Sustainable Pollination Services for UK Crops




What pollinates our crops?

Pollination of plants is carried out by many different wild insect species including bumblebees, solitary bees, hoverflies, butterflies and moths as well as some managed species such as the honey bee. The importance of these different pollinator groups depends on the crop species, for example long tongued bumblebees have been shown to be good bean pollinators (Kendall, 1975) whilst solitary bees can be effective pollinators of oilseed rape (Jauker et al., 2012) and historically, honey bees have been used as pollinators for many different crops (Carreck and Williams, 1998).

In recent years the number of honey bees in the UK has been in decline (Potts et al. 2010) and there is evidence that we are becoming increasingly reliant on wild pollinators to provide crop pollination services (Breeze et al., 2011) and until now their contribution may have been underestimated.

In the UK there are over 250 species of solitary bee, 22 species of bumblebee and over 270 species of hoverfly, many of which could be important crop pollinators.
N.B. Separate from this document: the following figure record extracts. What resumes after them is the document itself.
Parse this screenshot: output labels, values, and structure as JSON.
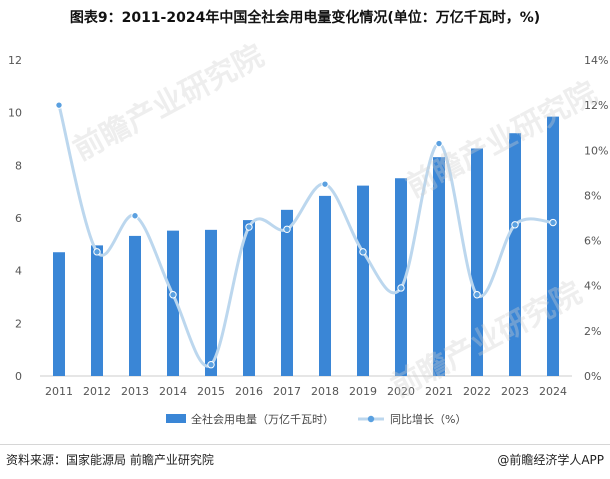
{
  "title": "图表9：2011-2024年中国全社会用电量变化情况(单位：万亿千瓦时，%)",
  "footer": {
    "source": "资料来源：国家能源局 前瞻产业研究院",
    "brand": "@前瞻经济学人APP"
  },
  "watermark": {
    "text": "前瞻产业研究院"
  },
  "chart_data": {
    "type": "bar",
    "categories": [
      "2011",
      "2012",
      "2013",
      "2014",
      "2015",
      "2016",
      "2017",
      "2018",
      "2019",
      "2020",
      "2021",
      "2022",
      "2023",
      "2024"
    ],
    "series": [
      {
        "name": "全社会用电量（万亿千瓦时）",
        "kind": "bar",
        "axis": "left",
        "color": "#3a86d6",
        "values": [
          4.7,
          4.96,
          5.32,
          5.52,
          5.55,
          5.92,
          6.31,
          6.84,
          7.23,
          7.51,
          8.31,
          8.64,
          9.22,
          9.85
        ]
      },
      {
        "name": "同比增长（%）",
        "kind": "line",
        "axis": "right",
        "color": "#bcd7ee",
        "marker_color": "#5aa0e0",
        "values": [
          12.0,
          5.5,
          7.1,
          3.6,
          0.5,
          6.6,
          6.5,
          8.5,
          5.5,
          3.9,
          10.3,
          3.6,
          6.7,
          6.8
        ]
      }
    ],
    "y_left": {
      "ticks": [
        "0",
        "2",
        "4",
        "6",
        "8",
        "10",
        "12"
      ],
      "range": [
        0,
        12
      ]
    },
    "y_right": {
      "ticks": [
        "0%",
        "2%",
        "4%",
        "6%",
        "8%",
        "10%",
        "12%",
        "14%"
      ],
      "range": [
        0,
        14
      ]
    },
    "grid": false,
    "legend": "bottom-center"
  }
}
It is essential therefore, that we establish which insect pollinators are making a contribution to crop production in the UK. Given the potential importance of different pollinators to different crops it is also imperative that we understand the significance of diverse pollinator communities in producing consistent crop yields. It is risky to rely on pollination by one or a few species, a diverse pollinator community will provide stable and robust pollination services even during times of environmental change. It has already been shown that increased pollinator diversity can improve the yield of some crops (Hoehn et al., 2008).